YOWOv3: An Efficient and Generalized Framework for Human Action Detection and Recognition
Duc Manh Nguyen Dang, Viet Hang Duong, Jia Ching Wang, Nhan Bui Duc
TL;DR
YOWOv3 tackles the computational burden of spatio-temporal action detection by presenting a lightweight, generalized two-stream framework that fuses spatial and temporal cues via a Fusion Head with CFAM attention and uses TAL or SimOTA for label assignment with tailored loss functions.
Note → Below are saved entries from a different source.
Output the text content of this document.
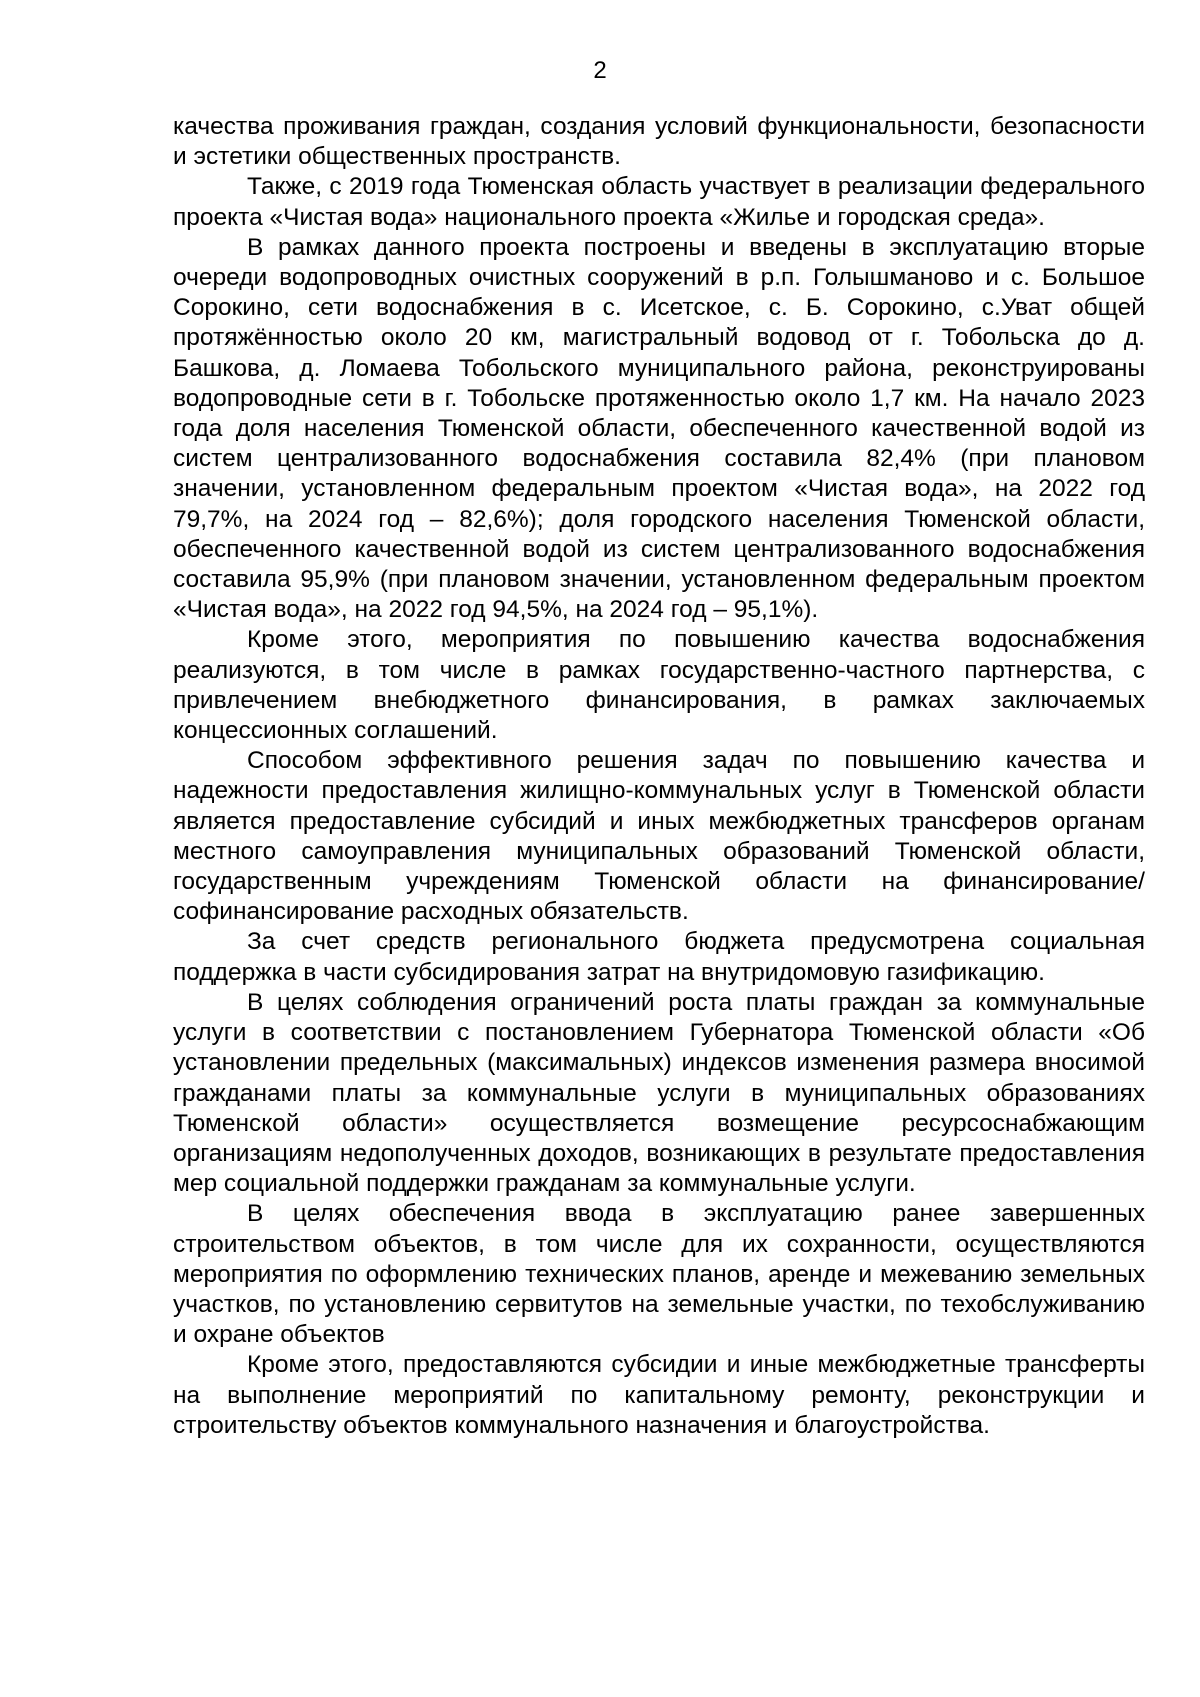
2

качества проживания граждан, создания условий функциональности, безопасности и эстетики общественных пространств.

Также, с 2019 года Тюменская область участвует в реализации федерального проекта «Чистая вода» национального проекта «Жилье и городская среда».

В рамках данного проекта построены и введены в эксплуатацию вторые очереди водопроводных очистных сооружений в р.п. Голышманово и с. Большое Сорокино, сети водоснабжения в с. Исетское, с. Б. Сорокино, с.Уват общей протяжённостью около 20 км, магистральный водовод от г. Тобольска до д. Башкова, д. Ломаева Тобольского муниципального района, реконструированы водопроводные сети в г. Тобольске протяженностью около 1,7 км. На начало 2023 года доля населения Тюменской области, обеспеченного качественной водой из систем централизованного водоснабжения составила 82,4% (при плановом значении, установленном федеральным проектом «Чистая вода», на 2022 год 79,7%, на 2024 год – 82,6%); доля городского населения Тюменской области, обеспеченного качественной водой из систем централизованного водоснабжения составила 95,9% (при плановом значении, установленном федеральным проектом «Чистая вода», на 2022 год 94,5%, на 2024 год – 95,1%).

Кроме этого, мероприятия по повышению качества водоснабжения реализуются, в том числе в рамках государственно-частного партнерства, с привлечением внебюджетного финансирования, в рамках заключаемых концессионных соглашений.

Способом эффективного решения задач по повышению качества и надежности предоставления жилищно-коммунальных услуг в Тюменской области является предоставление субсидий и иных межбюджетных трансферов органам местного самоуправления муниципальных образований Тюменской области, государственным учреждениям Тюменской области на финансирование/софинансирование расходных обязательств.

За счет средств регионального бюджета предусмотрена социальная поддержка в части субсидирования затрат на внутридомовую газификацию.

В целях соблюдения ограничений роста платы граждан за коммунальные услуги в соответствии с постановлением Губернатора Тюменской области «Об установлении предельных (максимальных) индексов изменения размера вносимой гражданами платы за коммунальные услуги в муниципальных образованиях Тюменской области» осуществляется возмещение ресурсоснабжающим организациям недополученных доходов, возникающих в результате предоставления мер социальной поддержки гражданам за коммунальные услуги.

В целях обеспечения ввода в эксплуатацию ранее завершенных строительством объектов, в том числе для их сохранности, осуществляются мероприятия по оформлению технических планов, аренде и межеванию земельных участков, по установлению сервитутов на земельные участки, по техобслуживанию и охране объектов

Кроме этого, предоставляются субсидии и иные межбюджетные трансферты на выполнение мероприятий по капитальному ремонту, реконструкции и строительству объектов коммунального назначения и благоустройства.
It replaces heavy backbones with a YOLOv8-based spatial extractor and a 3D temporal backbone, achieving competitive mAP on UCF101-24 and AVAv2.2 while substantially reducing parameters and GFLOPs relative to YOWOv2. The work demonstrates strong empirical efficiency, provides multiple pretrained configurations for quick fine-tuning, and offers concrete ablations to justify design choices like class balancing and fixed top-k, making it practical for real-time STAD deployment.
Abstract
In this paper, we propose a new framework called YOWOv3, which is an improved version of YOWOv2, designed specifically for the task of Human Action Detection and Recognition. This framework is designed to facilitate extensive experimentation with different configurations and supports easy customization of various components within the model, reducing efforts required for understanding and modifying the code. YOWOv3 demonstrates its superior performance compared to YOWOv2 on two widely used datasets for Human Action Detection and Recognition: UCF101-24 and AVAv2.2. Specifically, the predecessor model YOWOv2 achieves an mAP of 85.2% and 20.3% on UCF101-24 and AVAv2.2, respectively, with 109.7M parameters and 53.6 GFLOPs. In contrast, our model - YOWOv3, with only 59.8M parameters and 39.8 GFLOPs, achieves an mAP of 88.33% and 20.31% on UCF101-24 and AVAv2.2, respectively. The results demonstrate that YOWOv3 significantly reduces the number of parameters and GFLOPs while still achieving comparable performance.